If * * * matters outside the pleading are presented to and not excluded by the court, the motion shall be treated as one for summary judgment and disposed of as provided in Rule 56 * * *

[2] The theoretical underpinnings justifying Professor Moore's assertion could be the subject of a detailed and highly complicated discussion. Angel was in part based upon the "outcome-determination" test set forth in Guaranty Trust Co. of New York v. York, 326 U.S. 99, 65 S. Ct. 1464, 89 L. Ed. 2079 (1945). The particular factual background of this case would not involve the further refinements of the Erie doctrine contained in Byrd v. Blue Ridge Rural Elec. Cooperative, Inc., 356 U.S. 525, 78 S. Ct. 893, 2 L. Ed. 2d 953 (1958). Suffice it to say that Professor Moore's assertions as to the binding effects of valid state laws on the operation of rule 17(b) are correct. See Woods v. Interstate Realty Co., 337 U.S. 535, 69 S. Ct. 1235, 93 L. Ed. 1524 (1949) for a decision supporting a similar position.

[3] The parties have raised no direct question as to the validity of this Georgia statute. Any ramifications of plaintiff's interstate commerce contentions of this general observation are dealt with in footnote 5 infra.

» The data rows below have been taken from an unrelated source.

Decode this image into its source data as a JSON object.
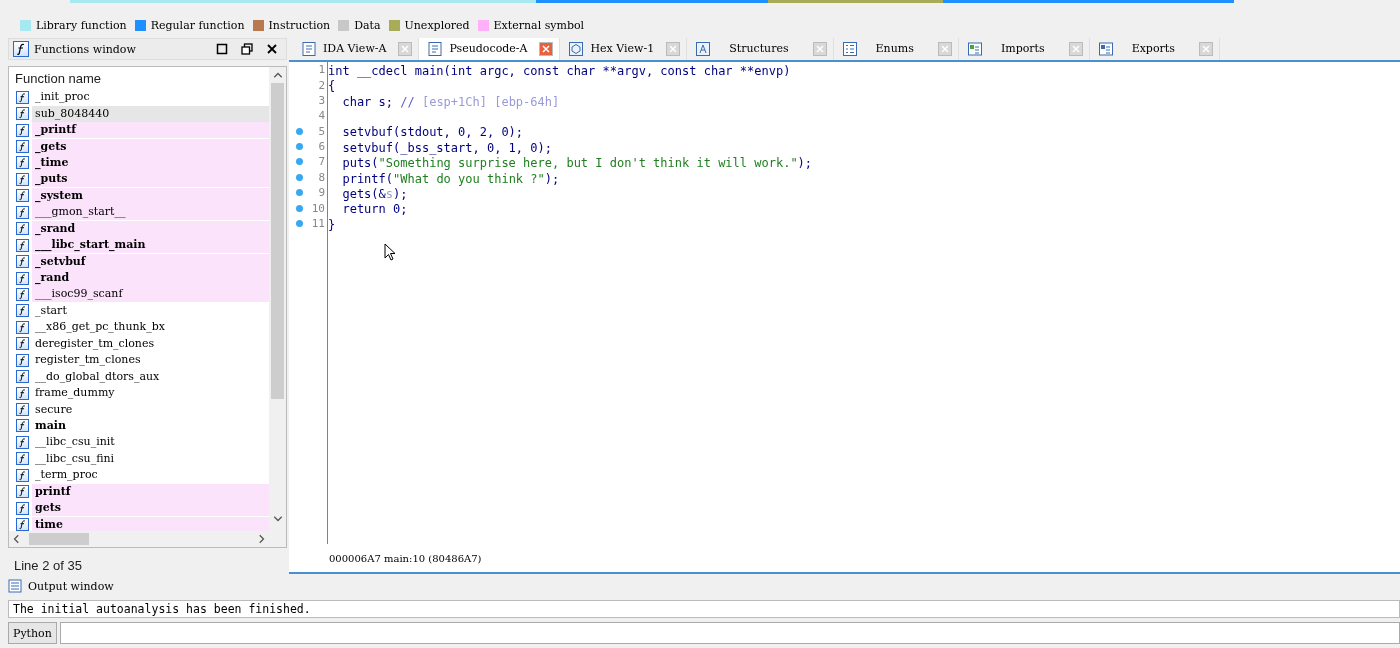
{
  "legend": [
    {
      "label": "Library function",
      "color": "#a8e8f0"
    },
    {
      "label": "Regular function",
      "color": "#1e90ff"
    },
    {
      "label": "Instruction",
      "color": "#b87850"
    },
    {
      "label": "Data",
      "color": "#c8c8c8"
    },
    {
      "label": "Unexplored",
      "color": "#a8ac58"
    },
    {
      "label": "External symbol",
      "color": "#ffb0f8"
    }
  ],
  "functions_window": {
    "title": "Functions window",
    "column": "Function name",
    "status": "Line 2 of 35",
    "items": [
      {
        "name": "_init_proc",
        "bold": false,
        "external": false,
        "selected": false
      },
      {
        "name": "sub_8048440",
        "bold": false,
        "external": false,
        "selected": true
      },
      {
        "name": "_printf",
        "bold": true,
        "external": true,
        "selected": false
      },
      {
        "name": "_gets",
        "bold": true,
        "external": true,
        "selected": false
      },
      {
        "name": "_time",
        "bold": true,
        "external": true,
        "selected": false
      },
      {
        "name": "_puts",
        "bold": true,
        "external": true,
        "selected": false
      },
      {
        "name": "_system",
        "bold": true,
        "external": true,
        "selected": false
      },
      {
        "name": "___gmon_start__",
        "bold": false,
        "external": true,
        "selected": false
      },
      {
        "name": "_srand",
        "bold": true,
        "external": true,
        "selected": false
      },
      {
        "name": "___libc_start_main",
        "bold": true,
        "external": true,
        "selected": false
      },
      {
        "name": "_setvbuf",
        "bold": true,
        "external": true,
        "selected": false
      },
      {
        "name": "_rand",
        "bold": true,
        "external": true,
        "selected": false
      },
      {
        "name": "___isoc99_scanf",
        "bold": false,
        "external": true,
        "selected": false
      },
      {
        "name": "_start",
        "bold": false,
        "external": false,
        "selected": false
      },
      {
        "name": "__x86_get_pc_thunk_bx",
        "bold": false,
        "external": false,
        "selected": false
      },
      {
        "name": "deregister_tm_clones",
        "bold": false,
        "external": false,
        "selected": false
      },
      {
        "name": "register_tm_clones",
        "bold": false,
        "external": false,
        "selected": false
      },
      {
        "name": "__do_global_dtors_aux",
        "bold": false,
        "external": false,
        "selected": false
      },
      {
        "name": "frame_dummy",
        "bold": false,
        "external": false,
        "selected": false
      },
      {
        "name": "secure",
        "bold": false,
        "external": false,
        "selected": false
      },
      {
        "name": "main",
        "bold": true,
        "external": false,
        "selected": false
      },
      {
        "name": "__libc_csu_init",
        "bold": false,
        "external": false,
        "selected": false
      },
      {
        "name": "__libc_csu_fini",
        "bold": false,
        "external": false,
        "selected": false
      },
      {
        "name": "_term_proc",
        "bold": false,
        "external": false,
        "selected": false
      },
      {
        "name": "printf",
        "bold": true,
        "external": true,
        "selected": false
      },
      {
        "name": "gets",
        "bold": true,
        "external": true,
        "selected": false
      },
      {
        "name": "time",
        "bold": true,
        "external": true,
        "selected": false
      }
    ]
  },
  "tabs": [
    {
      "label": "IDA View-A",
      "kind": "disasm",
      "selected": false
    },
    {
      "label": "Pseudocode-A",
      "kind": "pseudo",
      "selected": true
    },
    {
      "label": "Hex View-1",
      "kind": "hex",
      "selected": false
    },
    {
      "label": "Structures",
      "kind": "struct",
      "selected": false
    },
    {
      "label": "Enums",
      "kind": "enum",
      "selected": false
    },
    {
      "label": "Imports",
      "kind": "imports",
      "selected": false
    },
    {
      "label": "Exports",
      "kind": "exports",
      "selected": false
    }
  ],
  "code": [
    {
      "number": "1",
      "breakpoint": false,
      "segments": [
        {
          "text": "int __cdecl main(int argc, const char **argv, const char **envp)",
          "kind": "code"
        }
      ]
    },
    {
      "number": "2",
      "breakpoint": false,
      "segments": [
        {
          "text": "{",
          "kind": "code"
        }
      ]
    },
    {
      "number": "3",
      "breakpoint": false,
      "segments": [
        {
          "text": "  char s; ",
          "kind": "code"
        },
        {
          "text": "// ",
          "kind": "comment"
        },
        {
          "text": "[esp+1Ch] [ebp-64h]",
          "kind": "hint"
        }
      ]
    },
    {
      "number": "4",
      "breakpoint": false
    },
    {
      "number": "5",
      "breakpoint": true,
      "segments": [
        {
          "text": "  setvbuf(stdout, 0, 2, 0);",
          "kind": "code"
        }
      ]
    },
    {
      "number": "6",
      "breakpoint": true,
      "segments": [
        {
          "text": "  setvbuf(_bss_start, 0, 1, 0);",
          "kind": "code"
        }
      ]
    },
    {
      "number": "7",
      "breakpoint": true,
      "segments": [
        {
          "text": "  puts(",
          "kind": "code"
        },
        {
          "text": "\"Something surprise here, but I don't think it will work.\"",
          "kind": "string"
        },
        {
          "text": ");",
          "kind": "code"
        }
      ]
    },
    {
      "number": "8",
      "breakpoint": true,
      "segments": [
        {
          "text": "  printf(",
          "kind": "code"
        },
        {
          "text": "\"What do you think ?\"",
          "kind": "string"
        },
        {
          "text": ");",
          "kind": "code"
        }
      ]
    },
    {
      "number": "9",
      "breakpoint": true,
      "segments": [
        {
          "text": "  gets(&",
          "kind": "code"
        },
        {
          "text": "s",
          "kind": "hint"
        },
        {
          "text": ");",
          "kind": "code"
        }
      ]
    },
    {
      "number": "10",
      "breakpoint": true,
      "segments": [
        {
          "text": "  return 0;",
          "kind": "code"
        }
      ]
    },
    {
      "number": "11",
      "breakpoint": true,
      "segments": [
        {
          "text": "}",
          "kind": "code"
        }
      ]
    }
  ],
  "code_status": "000006A7 main:10 (80486A7)",
  "output_window": {
    "title": "Output window",
    "message": "The initial autoanalysis has been finished.",
    "language": "Python"
  }
}
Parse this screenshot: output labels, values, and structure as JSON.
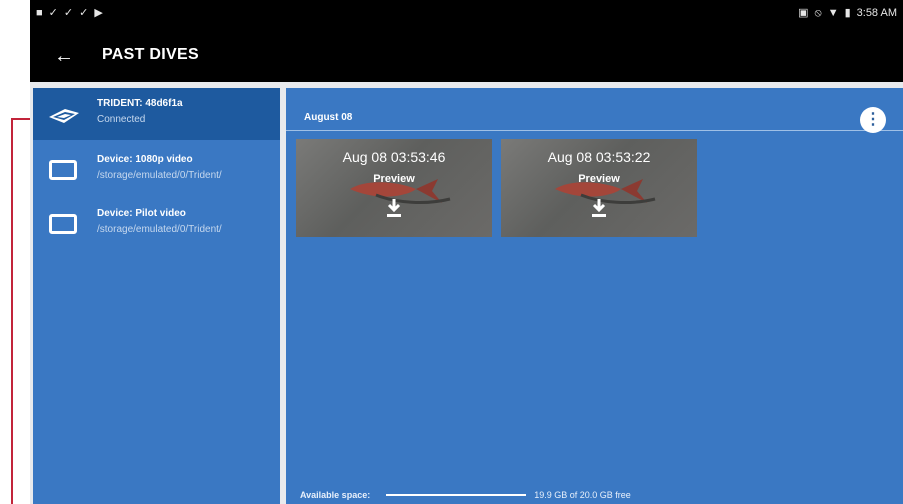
{
  "status_bar": {
    "left_icons": [
      "video-icon",
      "check-icon",
      "check-icon",
      "check-icon",
      "play-store-icon"
    ],
    "right_icons": [
      "cast-icon",
      "do-not-disturb-icon",
      "wifi-icon",
      "battery-icon"
    ],
    "time": "3:58 AM"
  },
  "app_bar": {
    "back_icon": "arrow-left-icon",
    "title": "PAST DIVES"
  },
  "sidebar": {
    "items": [
      {
        "title": "TRIDENT: 48d6f1a",
        "subtitle": "Connected",
        "icon": "drone-icon",
        "active": true
      },
      {
        "title": "Device: 1080p video",
        "subtitle": "/storage/emulated/0/Trident/",
        "icon": "folder-box-icon",
        "active": false
      },
      {
        "title": "Device: Pilot video",
        "subtitle": "/storage/emulated/0/Trident/",
        "icon": "folder-box-icon",
        "active": false
      }
    ]
  },
  "main": {
    "section_title": "August 08",
    "menu_icon": "more-vertical-icon",
    "videos": [
      {
        "time": "Aug 08 03:53:46",
        "preview_label": "Preview",
        "download_icon": "download-icon"
      },
      {
        "time": "Aug 08 03:53:22",
        "preview_label": "Preview",
        "download_icon": "download-icon"
      }
    ],
    "footer": {
      "label": "Available space:",
      "value": "19.9 GB of 20.0 GB free"
    }
  },
  "colors": {
    "panel_blue": "#3a78c3",
    "active_blue": "#1e5a9f",
    "annotation_red": "#c2243a"
  }
}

[4] For this reason many of the cases cited by the parties on the Georgia law on this issue are not discussed. These cases are not to be relevant. The relevant inquiry is the manner in which the New York courts would treat a similarly situated foreign corporation in their own courts.

[5] The above analysis of the New York law and the holding therefrom makes it unnecessary for this Court to go fully into plaintiff's interstate commerce contentions. However, a recent case from this circuit which has numerous similarities with the instant case did more fully discuss this issue. Moreover, the result reached in that case lends considerable support for the conclusions reached by this Court in the instant case. See National Acceptance Co. of America v. Alabama Gravel Company, Civil Action No. 64-484 (N.D.Ala. March 8, 1965), affirmed per curiam by the Fifth Circuit in 369 F.2d 406 (December 12, 1966).

[6] Title 22 of the General Corporation Law of New York, McKinney's Consol.Laws, c. 23, in § 218 provides: A foreign corporation, other than a moneyed corporation, doing business in this state shall not maintain any action in this state upon any contract made by it in this state, unless before the making of such contract it shall have obtained a certificate of authority. This prohibition shall apply also to any successor in title of such foreign corporation and to any person claiming under such successor of such foreign corporation or under either of them.

[7] The inquiry might also be raised as to whether a failure to pay the tax by one who in good faith contends that he is not even subject to the tax would be a "wilful" failure to pay the tax within the meaning of § 92-125? Possibly this person knew of the existence of the tax but didn't know that it was applicable to him. The barring of a foreign corporation from our courts is a harsh remedy. This Court would hesitate to rule as a matter of law that the element of wilfullness is present as would be required in this case to bar the plaintiff on this ground.